Feb 23, 2022

A simple donation call to The Salvation Army prompted a Party City Manager to make a 20-year return to his favorite childhood memory.

“We wanted to do anything we can to support The Salvation Army. At Party City, we had 250 boxes of party supplies, and the only place I wanted to donate these items to is to The Salvation Army. I have seen different things The Salvation Army has done for people, firsthand,” said Davon Baptist, 31, father of 4, and Experienced Lead (right under General Manager) of Party City.

Baptist called The Development Department in early January and requested The Salvation Army picks up every item on location. Select staff rented a truck and individually lugged each box, full of surprises. Some boxes had Halloween costumes, and other boxes carried birthday supplies. It was a treasure hunt, and talk emanated on which items will help which branch of The Salvation Army.

Baptist face lit up. And for that instant, this 32-year-old man transformed back into a 13-year-old. He told staff that he hopes these items benefit The Boys and Girls Club of Franklin Square, because he, his younger brother, and his uncle and aunt were former members. He regaled us on activities he participated in, and how he misses the old basketball court upstairs.

“My time at the boys and girls club influenced me to do sports like Basketball,” said Baptist. “The Boys and Girls club has a gym upstairs, so we would always play basketball. I always played sports at the boys and girls club. I also went to all the camps. I went to camp two years in a row, it was a cool experience.”

Unbeknownst, to many of us, The Boys and Girls club of Franklin Square geared Baptist into his dream job as a manager.  

“I was always bossy as a kid. My mom always said I should be a manager because I was a bossy kid, said Baptist. “I had so many enriching experiences at The Boys and Girls club. One time we had Mr. Fisher in charge there, and he always had different activities. He would pick out the different group leaders, and I was usually one of the group leaders. I would try to lead by example.”

Being a lead at Party City demands strong computer knowledge, people skills, organization skills, and creativity. The Boys and Girls club first introduced Baptist to using a computer, at 13-years old, and the rest of the skills he picked up after school or during Summer Camp.

“I handle almost everything electronic at Party City,” said Baptist. “I handle database and network-related activities. Such as if the network is down, I would handle that. My foray into technology started at the Boys and Girls club. I started using computers when I joined The Boys and Girls club, and devoted much of time in the computer labs. From there I learned how to build and program a computer too.”

Our long talk outside a truck full of party supplies inspired him to make a visit back to The Boys and Girls Club of Franklin Square the following week. Baptist received a personalized tour of the premises from Captain Michael Chisolm and from Lt. Schelika Chisolm. He schooled our Temple Corps leaders on where the pool table used to be and how, 20 years ago, his peers got away with having a slip n’ slide outside the club on hot summer days.

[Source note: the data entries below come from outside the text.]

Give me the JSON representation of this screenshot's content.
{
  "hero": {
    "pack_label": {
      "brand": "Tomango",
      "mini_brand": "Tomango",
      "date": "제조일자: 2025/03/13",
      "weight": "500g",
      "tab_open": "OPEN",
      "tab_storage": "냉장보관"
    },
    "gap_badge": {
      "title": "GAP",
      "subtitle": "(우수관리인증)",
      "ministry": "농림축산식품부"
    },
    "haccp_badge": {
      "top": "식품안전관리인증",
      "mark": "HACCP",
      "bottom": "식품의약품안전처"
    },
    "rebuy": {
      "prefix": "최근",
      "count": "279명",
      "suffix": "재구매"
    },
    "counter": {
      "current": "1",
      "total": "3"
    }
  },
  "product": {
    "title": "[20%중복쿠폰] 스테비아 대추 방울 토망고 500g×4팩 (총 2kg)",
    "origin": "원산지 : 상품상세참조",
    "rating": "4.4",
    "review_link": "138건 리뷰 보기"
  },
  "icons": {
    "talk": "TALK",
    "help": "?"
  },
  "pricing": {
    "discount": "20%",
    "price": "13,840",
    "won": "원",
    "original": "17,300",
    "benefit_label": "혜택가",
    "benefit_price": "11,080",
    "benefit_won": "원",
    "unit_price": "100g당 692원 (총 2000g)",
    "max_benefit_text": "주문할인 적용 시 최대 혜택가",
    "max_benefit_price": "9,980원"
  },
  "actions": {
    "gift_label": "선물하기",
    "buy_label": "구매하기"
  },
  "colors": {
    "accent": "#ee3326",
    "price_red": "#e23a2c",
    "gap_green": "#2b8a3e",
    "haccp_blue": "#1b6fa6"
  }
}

Speaking of nostalgia, Baptist wondered if “Chubby still work here?”

Chubby is a familiar and kind presence at the Boys and Girls club, who was a friend to all the kids. “Chubby was a cool guy. Everywhere we lived, we always run into him,” said Baptist. “He always played with the kids and always led kids in different activities. He was a friend to everyone. He was always at the club helping and he would walk around the neighborhood, waving to everyone. He had a great memory and knew everyone.”

At the end of the tour, a relationship solidified between Party City and The Salvation Army of Central Maryland. Along with being linked to future party supply donations, Boys and Girls club members who are interested on hands-on-job experience will work with Baptist and his team to learn the ins and outs of the work world.

Baptist returned to give back. Because what The Salvation Army gave him was a ticket out of a deadly path.

“If I didn’t have the Boys and Girls club in my life, I would’ve been in the streets or locked up,” said Baptist. “That choice my mom made was a good choice. Back then, it was a bad area. Back then it was drug infested. Everything. It was a real bad area. And the only place I could even go was The Boys and Girls club. My mom was keeping us safe.”